WHILE excess fat and salt are well-known dietary villains, especially when it comes to heart health, mounting evidence suggests that a sugar-laden diet may raise your risk of dying of heart disease - even if you aren’t overweight, says the June 2014 issue of the Harvard Medical School Harvard Heart Letter.

“Currently, our dietary guidelines include recommendations for fat and salt but not for sugar,” says Dr. Teresa Fung, adjunct professor of nutrition at the Harvard School of Public Health.

She supports the American Heart Association’s recommendation that women consume less than 100 calories of added sugar per day (the equivalent of 25 grams or 6 teaspoons) and men consume less than 150 per day (about 37.5 grams or 9 teaspoons).

The federal Dietary Guidelines Advisory Committee is considering issuing a new limit for sugar in its 2015 recommendations, says Dr. Fung.

“Added sugar” means not just the sugar you spoon into beverages and onto food but also the sugar that’s added to many processed foods, as well as sugars found naturally in foods, like fructose in fruit and lactose in milk.

Sugar-sweetened beverages such as sodas, energy drinks and sports drinks are by far the biggest sources of added sugar in the average American’s diet - they account for more than one-third of the added sugar we consume as a nation.

Other important sources include cookies, cakes, pastries and similar treats; fruit drinks, ice cream, frozen yogurt and the like; candy; and ready-to-eat cereal.

Although added sugars make up at least 10 percent of the calories the average American eats in a day, about one person in 10 gets a whopping one-quarter or more of calories, according to a study published in JAMA Internal Medicine - Over the course of the 15-year study, participants who took in 25 percent or more of their daily calories as sugar were more than twice as likely to die from heart disease than those whose diets included less than 10 percent added sugar.

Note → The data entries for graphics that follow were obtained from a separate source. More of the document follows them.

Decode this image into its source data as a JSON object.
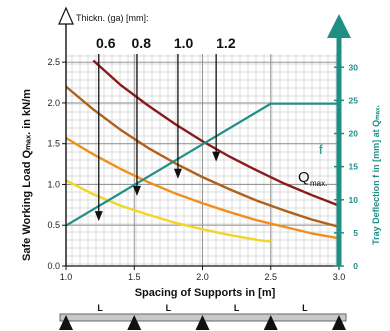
{
  "chart_data": {
    "type": "line",
    "title": "",
    "xlabel": "Spacing of Supports in [m]",
    "ylabel": "Safe Working Load Qₘₐₓ. in kN/m",
    "y2label": "Tray Deflection f in [mm] at Qₘₐₓ.",
    "xlim": [
      1.0,
      3.0
    ],
    "ylim": [
      0.0,
      2.6
    ],
    "y2lim": [
      0,
      32
    ],
    "xticks": [
      "1.0",
      "1.5",
      "2.0",
      "2.5",
      "3.0"
    ],
    "yticks": [
      "0.0",
      "0.5",
      "1.0",
      "1.5",
      "2.0",
      "2.5"
    ],
    "y2ticks": [
      "0",
      "5",
      "10",
      "15",
      "20",
      "25",
      "30"
    ],
    "thickness_title": "Thickn. (ga) [mm]:",
    "thickness_labels": [
      {
        "text": "0.6",
        "x": 1.22
      },
      {
        "text": "0.8",
        "x": 1.48
      },
      {
        "text": "1.0",
        "x": 1.79
      },
      {
        "text": "1.2",
        "x": 2.1
      }
    ],
    "load_label": "Q",
    "load_label_sub": "max.",
    "deflection_label": "f",
    "grid": true,
    "series": [
      {
        "thickness": "1.2",
        "color": "#8b1a1a",
        "x": [
          1.2,
          1.4,
          1.6,
          1.8,
          2.0,
          2.2,
          2.4,
          2.6,
          2.8,
          3.0
        ],
        "values": [
          2.52,
          2.22,
          1.97,
          1.74,
          1.53,
          1.34,
          1.17,
          1.01,
          0.87,
          0.74
        ]
      },
      {
        "thickness": "1.0",
        "color": "#b0601a",
        "x": [
          1.0,
          1.2,
          1.4,
          1.6,
          1.8,
          2.0,
          2.2,
          2.4,
          2.6,
          2.8,
          3.0
        ],
        "values": [
          2.2,
          1.92,
          1.67,
          1.45,
          1.26,
          1.09,
          0.94,
          0.8,
          0.68,
          0.57,
          0.48
        ]
      },
      {
        "thickness": "0.8",
        "color": "#ef8f1e",
        "x": [
          1.0,
          1.2,
          1.4,
          1.6,
          1.8,
          2.0,
          2.2,
          2.4,
          2.6,
          2.8,
          3.0
        ],
        "values": [
          1.57,
          1.37,
          1.19,
          1.03,
          0.89,
          0.77,
          0.66,
          0.56,
          0.48,
          0.4,
          0.34
        ]
      },
      {
        "thickness": "0.6",
        "color": "#f2d626",
        "x": [
          1.0,
          1.2,
          1.4,
          1.6,
          1.8,
          2.0,
          2.2,
          2.4,
          2.5
        ],
        "values": [
          1.05,
          0.88,
          0.74,
          0.63,
          0.53,
          0.45,
          0.38,
          0.32,
          0.3
        ]
      },
      {
        "name": "f",
        "axis": "right",
        "color": "#1f8f86",
        "x": [
          1.0,
          2.5,
          3.0
        ],
        "values": [
          6.1,
          24.5,
          24.5
        ]
      }
    ],
    "arrows": [
      {
        "x": 1.24,
        "y_from": 2.6,
        "y_to": 0.55
      },
      {
        "x": 1.52,
        "y_from": 2.6,
        "y_to": 0.86
      },
      {
        "x": 1.82,
        "y_from": 2.6,
        "y_to": 1.07
      },
      {
        "x": 2.1,
        "y_from": 2.6,
        "y_to": 1.28
      }
    ],
    "support_markers": [
      "L",
      "L",
      "L",
      "L"
    ]
  }
}
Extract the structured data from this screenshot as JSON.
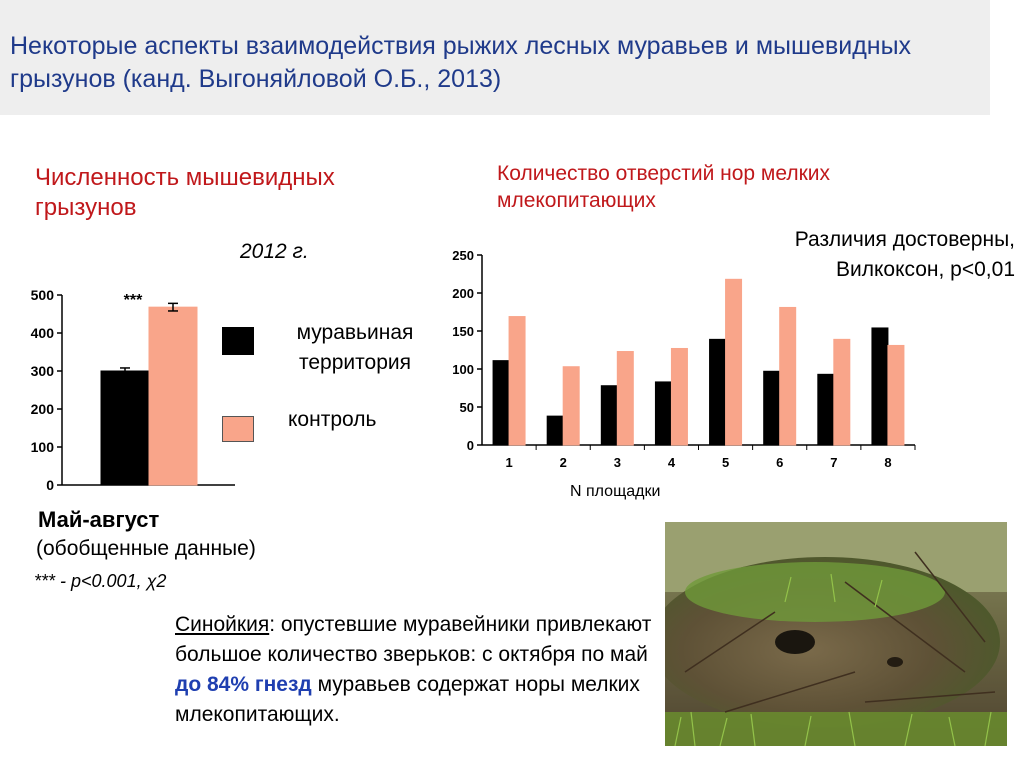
{
  "slide": {
    "title": "Некоторые аспекты взаимодействия рыжих лесных муравьев и мышевидных грызунов (канд. Выгоняйловой О.Б., 2013)"
  },
  "left_panel": {
    "heading": "Численность мышевидных грызунов",
    "year": "2012 г.",
    "legend": {
      "ant": "муравьиная территория",
      "control": "контроль"
    },
    "period_label": "Май-август",
    "period_sub": "(обобщенные данные)",
    "stat_note": "*** - p<0.001, χ2",
    "significance_mark": "***"
  },
  "right_panel": {
    "heading": "Количество отверстий нор мелких млекопитающих",
    "signif_note": "Различия достоверны, Вилкоксон, p<0,01",
    "xlabel": "N площадки"
  },
  "body": {
    "term": "Синойкия",
    "part1": ": опустевшие муравейники привлекают большое количество зверьков: с октября по май ",
    "highlight": "до 84% гнезд",
    "part2": " муравьев содержат норы мелких млекопитающих."
  },
  "colors": {
    "ant": "#000000",
    "control": "#f9a58a",
    "title": "#1f3a8a",
    "heading": "#c0181b"
  },
  "chart_data": [
    {
      "type": "bar",
      "title": "",
      "categories": [
        ""
      ],
      "series": [
        {
          "name": "муравьиная территория",
          "values": [
            300
          ],
          "error": [
            8
          ]
        },
        {
          "name": "контроль",
          "values": [
            468
          ],
          "error": [
            10
          ]
        }
      ],
      "ylim": [
        0,
        500
      ],
      "yticks": [
        "0",
        "100",
        "200",
        "300",
        "400",
        "500"
      ],
      "grid": false
    },
    {
      "type": "bar",
      "title": "",
      "categories": [
        "1",
        "2",
        "3",
        "4",
        "5",
        "6",
        "7",
        "8"
      ],
      "series": [
        {
          "name": "муравьиная территория",
          "values": [
            111,
            38,
            78,
            83,
            139,
            97,
            93,
            154
          ]
        },
        {
          "name": "контроль",
          "values": [
            169,
            103,
            123,
            127,
            218,
            181,
            139,
            131
          ]
        }
      ],
      "ylim": [
        0,
        250
      ],
      "yticks": [
        "0",
        "50",
        "100",
        "150",
        "200",
        "250"
      ],
      "xlabel": "N площадки",
      "grid": false
    }
  ]
}
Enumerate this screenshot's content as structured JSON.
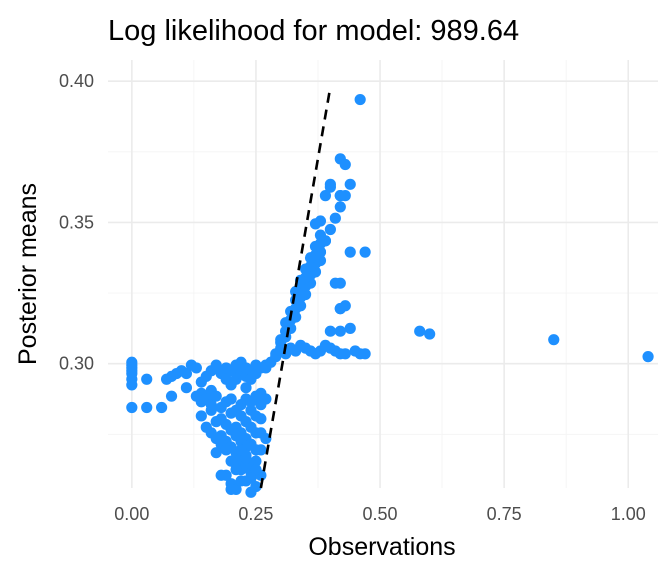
{
  "chart_data": {
    "type": "scatter",
    "title": "Log likelihood for model: 989.64",
    "xlabel": "Observations",
    "ylabel": "Posterior means",
    "xlim": [
      -0.048,
      1.06
    ],
    "ylim": [
      0.256,
      0.4075
    ],
    "x_ticks": [
      0.0,
      0.25,
      0.5,
      0.75,
      1.0
    ],
    "x_tick_labels": [
      "0.00",
      "0.25",
      "0.50",
      "0.75",
      "1.00"
    ],
    "y_ticks": [
      0.3,
      0.35,
      0.4
    ],
    "y_tick_labels": [
      "0.30",
      "0.35",
      "0.40"
    ],
    "grid": true,
    "point_color": "#1e90ff",
    "reference_line": {
      "style": "dashed",
      "color": "#000000",
      "from": [
        0.26,
        0.256
      ],
      "to": [
        0.4,
        0.398
      ]
    },
    "series": [
      {
        "name": "points",
        "x": [
          0.0,
          0.0,
          0.0,
          0.0,
          0.0,
          0.0,
          0.0,
          0.0,
          0.03,
          0.03,
          0.06,
          0.07,
          0.08,
          0.08,
          0.09,
          0.1,
          0.11,
          0.11,
          0.12,
          0.13,
          0.14,
          0.14,
          0.15,
          0.16,
          0.16,
          0.17,
          0.18,
          0.19,
          0.19,
          0.2,
          0.2,
          0.21,
          0.21,
          0.22,
          0.22,
          0.23,
          0.23,
          0.23,
          0.24,
          0.24,
          0.25,
          0.25,
          0.26,
          0.27,
          0.13,
          0.14,
          0.15,
          0.16,
          0.17,
          0.18,
          0.19,
          0.2,
          0.21,
          0.22,
          0.23,
          0.24,
          0.25,
          0.26,
          0.14,
          0.16,
          0.18,
          0.2,
          0.22,
          0.24,
          0.26,
          0.15,
          0.17,
          0.19,
          0.21,
          0.23,
          0.25,
          0.27,
          0.16,
          0.18,
          0.2,
          0.22,
          0.24,
          0.26,
          0.17,
          0.19,
          0.21,
          0.23,
          0.25,
          0.18,
          0.2,
          0.22,
          0.24,
          0.26,
          0.19,
          0.21,
          0.23,
          0.25,
          0.27,
          0.28,
          0.29,
          0.3,
          0.31,
          0.32,
          0.33,
          0.34,
          0.35,
          0.36,
          0.37,
          0.38,
          0.39,
          0.4,
          0.41,
          0.42,
          0.43,
          0.44,
          0.29,
          0.3,
          0.31,
          0.32,
          0.33,
          0.34,
          0.35,
          0.36,
          0.37,
          0.38,
          0.3,
          0.31,
          0.32,
          0.33,
          0.34,
          0.35,
          0.36,
          0.37,
          0.38,
          0.39,
          0.31,
          0.32,
          0.33,
          0.34,
          0.35,
          0.36,
          0.37,
          0.38,
          0.33,
          0.34,
          0.35,
          0.36,
          0.37,
          0.38,
          0.2,
          0.21,
          0.22,
          0.22,
          0.23,
          0.23,
          0.24,
          0.25,
          0.26,
          0.27,
          0.2,
          0.21,
          0.23,
          0.24,
          0.25,
          0.26,
          0.19,
          0.21,
          0.22,
          0.24,
          0.25,
          0.23,
          0.2,
          0.18,
          0.17,
          0.22,
          0.24,
          0.3,
          0.31,
          0.32,
          0.33,
          0.34,
          0.35,
          0.36,
          0.37,
          0.38,
          0.39,
          0.4,
          0.41,
          0.42,
          0.43,
          0.45,
          0.46,
          0.47,
          0.4,
          0.42,
          0.44,
          0.42,
          0.43,
          0.42,
          0.41,
          0.42,
          0.42,
          0.39,
          0.4,
          0.44,
          0.58,
          0.6,
          0.85,
          1.04
        ],
        "y": [
          0.3005,
          0.2995,
          0.2985,
          0.2975,
          0.2965,
          0.2945,
          0.2925,
          0.2845,
          0.2945,
          0.2845,
          0.2845,
          0.2945,
          0.2885,
          0.2955,
          0.2965,
          0.2975,
          0.2965,
          0.2915,
          0.2995,
          0.2985,
          0.2895,
          0.2935,
          0.2955,
          0.2905,
          0.2975,
          0.2995,
          0.2965,
          0.2945,
          0.2985,
          0.2925,
          0.2975,
          0.2945,
          0.2995,
          0.2965,
          0.3005,
          0.2955,
          0.2985,
          0.2915,
          0.2975,
          0.2945,
          0.2995,
          0.2965,
          0.2985,
          0.2995,
          0.2885,
          0.2865,
          0.2875,
          0.2855,
          0.2885,
          0.2845,
          0.2865,
          0.2875,
          0.2835,
          0.2855,
          0.2875,
          0.2865,
          0.2885,
          0.2895,
          0.2815,
          0.2835,
          0.2805,
          0.2825,
          0.2815,
          0.2835,
          0.2855,
          0.2775,
          0.2795,
          0.2785,
          0.2775,
          0.2795,
          0.2815,
          0.2875,
          0.2755,
          0.2745,
          0.2765,
          0.2755,
          0.2775,
          0.2805,
          0.2735,
          0.2725,
          0.2745,
          0.2735,
          0.2755,
          0.2715,
          0.2705,
          0.2725,
          0.2715,
          0.2755,
          0.2695,
          0.2685,
          0.2705,
          0.2695,
          0.2985,
          0.3005,
          0.3035,
          0.3075,
          0.3115,
          0.3155,
          0.3195,
          0.3235,
          0.3275,
          0.3315,
          0.3355,
          0.3395,
          0.3435,
          0.3475,
          0.3515,
          0.3555,
          0.3595,
          0.3635,
          0.3025,
          0.3055,
          0.3095,
          0.3125,
          0.3165,
          0.3205,
          0.3245,
          0.3285,
          0.3325,
          0.3365,
          0.3085,
          0.3115,
          0.3155,
          0.3195,
          0.3235,
          0.3275,
          0.3315,
          0.3355,
          0.3395,
          0.3435,
          0.3145,
          0.3185,
          0.3225,
          0.3265,
          0.3305,
          0.3345,
          0.3385,
          0.3425,
          0.3255,
          0.3295,
          0.3335,
          0.3375,
          0.3415,
          0.3455,
          0.2655,
          0.2645,
          0.2625,
          0.2665,
          0.2635,
          0.2675,
          0.2615,
          0.2655,
          0.2695,
          0.2735,
          0.2575,
          0.2555,
          0.2585,
          0.2545,
          0.2565,
          0.2605,
          0.2605,
          0.2625,
          0.2585,
          0.2645,
          0.2625,
          0.2665,
          0.2555,
          0.2605,
          0.2685,
          0.2695,
          0.2595,
          0.3045,
          0.3035,
          0.3055,
          0.3045,
          0.3065,
          0.3055,
          0.3045,
          0.3035,
          0.3045,
          0.3065,
          0.3055,
          0.3045,
          0.3035,
          0.3035,
          0.3045,
          0.3035,
          0.3035,
          0.3115,
          0.3115,
          0.3125,
          0.3195,
          0.3205,
          0.3285,
          0.3285,
          0.3195,
          0.3595,
          0.3595,
          0.3625,
          0.3395,
          0.3115,
          0.3105,
          0.3085,
          0.3025
        ]
      },
      {
        "name": "outliers-top",
        "x": [
          0.42,
          0.43,
          0.4,
          0.42,
          0.46,
          0.38,
          0.37,
          0.47
        ],
        "y": [
          0.3725,
          0.3705,
          0.3635,
          0.3595,
          0.3935,
          0.3505,
          0.3495,
          0.3395
        ]
      }
    ]
  }
}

Over all, the odds of dying from heart disease rose in tandem with the percentage of sugar in the diet - regardless of a person’s age, sex, physical activity level, or body mass index (a measure of weight that accounts for height), adds the health letter.

While the exact mechanism of how excess sugar might harm the heart is unclear, earlier research has shown certain factors to contribute to heart disease risk:

• Drinking sugar-sweetened beverages can raise blood pressure

• A high-sugar diet may stimulate the liver to dump more fats into the bloodstream - sugar is a carbohydrate which can increase triglyceride levels in the blood, and triglycerides are fat, which can end up in the arteries

• High sugar intake has been linked to lowered HDL (good) cholesterol levels

• Excess sugar contributes to weight gain

• Too much extra sugar could cut your lifetime short by increasing your risk for type 2 diabetes

• Sugar delivers “empty calories” - calories unaccompanied by fiber, vitamins, minerals and other nutrients

• Too much added sugar often crowds out healthier foods from a person’s diet

“Regardless of their Healthy Eating Index scores, people who ate more sugar still had higher cardiovascular mortality,” says Dr. Fung.

This proves that the excess added sugar is the real culprit in raising an individual’s cardiovascular risk.

The following sugar labeling terms may help you determine how sweet a food item is:

• Sugar-free - Means less than 0.5 grams of sugar per serving

• Reduced sugar or less sugar -  At least 25 percent less sugar per serving compared with a standard serving of the traditional variety of the food

• No added sugar or without added sugar - No sugars or sugar-containing ingredients added during processing

• Low sugar - Not defined or allowed on food labels

A few self-help strategies are offered to aid in cutting sugar from your diet:

• Focus on natural foods, including fresh fruit, to satisfy your sweet tooth

• Look for lower-sugar versions of processed food

• Try to curb a soda habit - Mix a little fruit juice with seltzer water as a replacement

• Make your own iced tea and add a small amount of sweetener to it, instead of buying the sugary version

• Cook your own meals to make sure you don’t get any sweet surprises in your food

• Get plain yogurt and add a little bit of fruit to it for sweetness, instead of buying the pre-sweetened variety

• When buying packaged foods, compare the labels of different brands and purchase the one with the least amount of sugar

• Be on the lookout for sugar that goes by other names - like high-fructose corn syrup, molasses, honey, fruit juice concentrate and cane sugar. “When it comes to added sugar, whether it’s natural or not natural, nutritionally, it does not make a difference,” Dr. Fung says.

• Finally, be mindful of products where you wouldn’t necessarily expect to find sugar - like ketchup, barbecue sauce and tomato sauce, all of which can be loaded with it, concludes Dr. Fung.